The Ministerial Decision uses the phrase ‘subject matter of a patent’ as opposed to ‘patented subject matter’ as used in the Quad Proposal. The rephrasing of the Quad Proposal is consistent with the TRIPS Agreement, as it will obviate any question on whether the Ministerial Decision only covers patented vaccines, or those under consideration for a patent. Footnote 3, which was added to Paragraph 3(c) in the final document of the Ministerial Decision, permits the re-exportation of COVID-19 vaccines in exceptional circumstances, to another eligible Member State for humanitarian and non-profit purposes. Another significant change was the removal of Paragraph 3(a) which required countries seeking authorisation to list all patents involved in the process. Further, Paragraph 9 of the Ministerial Decision provides that such decision is without prejudice to existing flexibilities under the TRIPS Agreement, except with respect of paragraph 3(b) that sets out the new waiver. 

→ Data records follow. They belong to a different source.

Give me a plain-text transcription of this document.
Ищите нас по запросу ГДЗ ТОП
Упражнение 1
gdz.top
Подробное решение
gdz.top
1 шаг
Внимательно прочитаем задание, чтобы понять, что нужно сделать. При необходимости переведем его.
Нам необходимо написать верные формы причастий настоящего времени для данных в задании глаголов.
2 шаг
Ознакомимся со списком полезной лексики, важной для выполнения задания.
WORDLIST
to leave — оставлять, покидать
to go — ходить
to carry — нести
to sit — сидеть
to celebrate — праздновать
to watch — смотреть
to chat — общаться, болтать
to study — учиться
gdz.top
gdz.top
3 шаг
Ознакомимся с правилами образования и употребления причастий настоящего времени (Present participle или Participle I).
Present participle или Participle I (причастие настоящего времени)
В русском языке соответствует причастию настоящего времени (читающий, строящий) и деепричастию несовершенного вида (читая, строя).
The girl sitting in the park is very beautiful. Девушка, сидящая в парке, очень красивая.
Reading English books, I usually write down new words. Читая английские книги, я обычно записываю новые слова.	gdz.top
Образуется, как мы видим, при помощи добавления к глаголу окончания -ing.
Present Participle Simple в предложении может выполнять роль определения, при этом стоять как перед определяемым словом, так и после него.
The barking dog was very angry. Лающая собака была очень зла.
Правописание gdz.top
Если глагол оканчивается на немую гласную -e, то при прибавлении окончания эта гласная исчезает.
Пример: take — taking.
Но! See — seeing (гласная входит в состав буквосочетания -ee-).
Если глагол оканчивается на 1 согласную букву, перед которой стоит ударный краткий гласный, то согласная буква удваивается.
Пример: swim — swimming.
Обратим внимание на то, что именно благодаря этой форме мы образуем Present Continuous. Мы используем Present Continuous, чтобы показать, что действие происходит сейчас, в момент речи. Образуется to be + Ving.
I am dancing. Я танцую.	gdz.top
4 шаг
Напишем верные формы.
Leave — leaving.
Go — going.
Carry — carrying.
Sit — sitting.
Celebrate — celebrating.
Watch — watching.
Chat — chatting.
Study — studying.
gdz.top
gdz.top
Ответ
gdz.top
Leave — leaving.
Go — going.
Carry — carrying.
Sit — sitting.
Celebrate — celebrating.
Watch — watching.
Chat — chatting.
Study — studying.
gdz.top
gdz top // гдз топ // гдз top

Conclusion: The failure to agree

The original proposal tabled by India and South Africa gained considerable support from most Member States of the WTO and civil society organisations, but it did not have the support of the patent rights holding developed country Member States. The rights holding Member States were able to steer the negotiations tactically to ensure it did not produce the desired result of a complete waiver as proposed. The decision taken at MC12 demonstrates that the patent holding developed country Member States backed by the powerful lobby of pharmaceutical corporations still hold sway and can shape the outcome of key multilateral negotiations at the WTO. Although the urgency to save lives, a public good, was on the agenda, it was the need to protect private rights, i.e., pharmaceutical patents rights that won the day, leaving many Member States to feel disillusioned on the credibility of the multilateral forum to take decisive action in times of need. If the waiver proposal had been successful, it would have gone a long way to restore trust and credibility in the WTO. In this battle it was Goliath who prevailed, and not David. Even before the failure at the MC12 some countries have proposed the development of an international treaty on pandemics. The MC12 decision prompts one to look for solutions outside the multilateral order and reshape and reform the WTO as a matter of urgency.